Amazing educator LaVerne Newsome tutored the greats!
Do you know? LaVerne Edward Newsome was renowned on Indiana Avenue as a veteran, musician and instructor.
He’s pictured here with his violin class at Crispus Attucks High School in Indianapolis, Indiana.
He taught Wes Montgomery, JJ Johnson, Virgil Jones, guitarist Steven Weakley, composer and educator David Baker and many others.
Newsome (October 21, 1907-August 27, 2001) earned a master’s degree from Northwestern University School of Music, and played the violin.
He served with the 371st Infantry Regiment, 92nd “Buffalo” Division, where he was also regimental band director from 1942 to 1945.
After the war, he and wife Maenel Hamlin, moved to Indianapolis, where they had once been denied entry to the Indianapolis Philharmonic Orchestra, according to Raleigh Sutton, author of “From Africa to Illinois.”
Ironically, Newsome was then employed by the Orchestra from 1947-1992, Sutton writes.
He taught music at Crispus Attucks High School from 1937 to 1974.
“Mr.
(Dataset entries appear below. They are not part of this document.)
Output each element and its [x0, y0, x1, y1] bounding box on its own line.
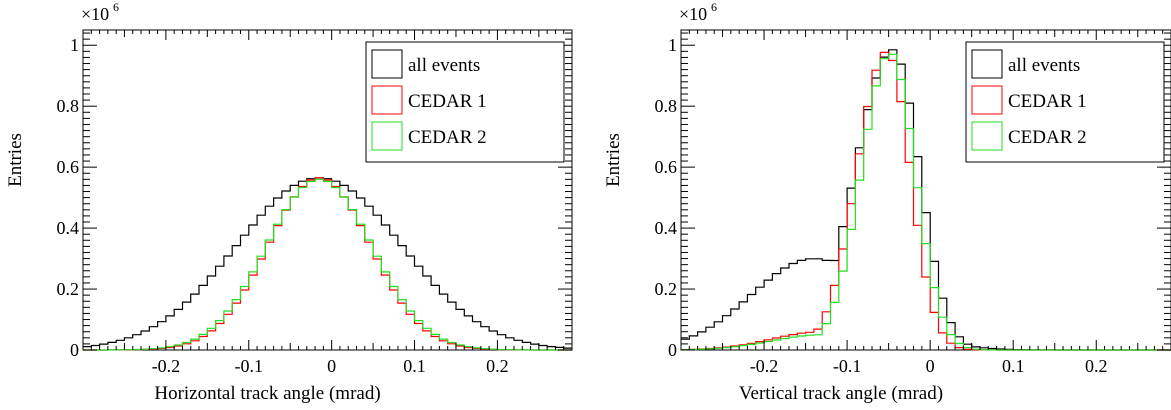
- legend-entry-cedar-1: CEDAR 1: [371, 85, 487, 115]
- x-axis-label: Horizontal track angle (mrad): [154, 383, 380, 404]
- x-tick-label: 0.1: [1002, 356, 1025, 376]
- y-tick-label: 0.2: [57, 279, 80, 299]
- y-tick-label: 0.4: [57, 218, 80, 238]
- plot-frame: [82, 29, 573, 351]
- legend-box: [365, 41, 565, 163]
- chart-horizontal-angle: -0.2 -0.1 0 0.1 0.2 0 0.2 0.4 0.6 0.8 1 ×10 6 Hori…: [5, 0, 573, 404]
- y-tick-label: 0: [668, 340, 677, 360]
- legend-swatch-all-events: [971, 49, 1003, 79]
- legend-entry-all-events: all events: [371, 49, 480, 79]
- y-multiplier-label: ×10: [81, 4, 109, 24]
- legend-entry-cedar-2: CEDAR 2: [971, 121, 1087, 151]
- axis-ticks: -0.2 -0.1 0 0.1 0.2 0 0.2 0.4 0.6 0.8 1: [655, 30, 1171, 376]
- legend-label-cedar-1: CEDAR 1: [408, 91, 487, 112]
- chart-vertical-angle: -0.2 -0.1 0 0.1 0.2 0 0.2 0.4 0.6 0.8 1 ×10 6 Vert…: [603, 0, 1171, 404]
- series-cedar-2-histogram: [681, 53, 1171, 351]
- y-tick-label: 0.8: [57, 96, 80, 116]
- series-cedar-1-histogram: [83, 177, 572, 351]
- legend-entry-cedar-1: CEDAR 1: [971, 85, 1087, 115]
- y-tick-label: 0.6: [57, 157, 80, 177]
- x-tick-label: -0.2: [152, 356, 181, 376]
- legend-label-cedar-2: CEDAR 2: [408, 127, 487, 148]
- legend-label-cedar-2: CEDAR 2: [1008, 127, 1087, 148]
- x-tick-label: -0.1: [235, 356, 264, 376]
- y-tick-label: 0.4: [655, 218, 678, 238]
- x-tick-label: 0: [327, 356, 336, 376]
- y-multiplier-label: ×10: [679, 4, 707, 24]
- y-tick-label: 0.8: [655, 96, 678, 116]
- legend-label-cedar-1: CEDAR 1: [1008, 91, 1087, 112]
- axis-ticks: -0.2 -0.1 0 0.1 0.2 0 0.2 0.4 0.6 0.8 1: [57, 30, 573, 376]
- y-multiplier-exponent: 6: [711, 0, 717, 14]
- legend-label-all-events: all events: [1008, 55, 1080, 76]
- legend-swatch-cedar-1: [971, 85, 1003, 115]
- legend: all events CEDAR 1 CEDAR 2: [965, 41, 1165, 163]
- legend-entry-cedar-2: CEDAR 2: [371, 121, 487, 151]
- y-tick-label: 0.6: [655, 157, 678, 177]
- series-all-events-histogram: [83, 177, 572, 349]
- histogram-layer: [83, 177, 572, 351]
- legend-swatch-cedar-2: [971, 121, 1003, 151]
- x-tick-label: 0.1: [403, 356, 426, 376]
- x-tick-label: -0.2: [750, 356, 779, 376]
- y-tick-label: 1: [668, 35, 677, 55]
- x-axis-label: Vertical track angle (mrad): [739, 383, 943, 404]
- plot-frame: [680, 29, 1171, 351]
- legend-label-all-events: all events: [408, 55, 480, 76]
- legend-box: [965, 41, 1165, 163]
- y-tick-label: 0.2: [655, 279, 678, 299]
- y-axis-label: Entries: [603, 133, 624, 187]
- legend-swatch-cedar-1: [371, 85, 403, 115]
- y-tick-label: 1: [70, 35, 79, 55]
- y-tick-label: 0: [70, 340, 79, 360]
- x-tick-label: 0.2: [1085, 356, 1108, 376]
- legend-swatch-all-events: [371, 49, 403, 79]
- y-multiplier-exponent: 6: [113, 0, 119, 14]
- x-tick-label: 0: [926, 356, 935, 376]
- x-tick-label: -0.1: [833, 356, 862, 376]
- legend-entry-all-events: all events: [971, 49, 1080, 79]
- series-cedar-2-histogram: [83, 178, 572, 351]
- legend: all events CEDAR 1 CEDAR 2: [365, 41, 565, 163]
- x-tick-label: 0.2: [486, 356, 509, 376]
- legend-swatch-cedar-2: [371, 121, 403, 151]
- y-axis-label: Entries: [5, 133, 26, 187]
Newsome provided encouragement, guidance, hope, a sense of direction, and a sense of worth to me and countless black youths who were under his tutelage," wrote another famous former student, Professor David Baker.
He taught at Alabama's Talledaga College until his move to Indianapolis.
His obituary noted: “Newsome founded and directed the string ensemble at Light of the World Christian Church.He organized the Music Stars of Tomorrow, an annual recital for advanced students. He received several awards, including the Prelude Award from The Children's Museum, the Phillips Service to Music Award from the Indianapolis Symphonic Band, the Jazz Hall of Fame Award from the Indianapolis Jazz Foundation, and the Wes Montgomery Award for Educational Leadership from the city of Indianapolis. Mr Newsome received bachelor's and master's degrees from Northwestern University and was a member of Alpha Phi Alpha fraternity.In 2001, Wabash College awarded him an honorary doctorate of humane letters from outstanding contributions to the cultural life of the Indianapolis community.”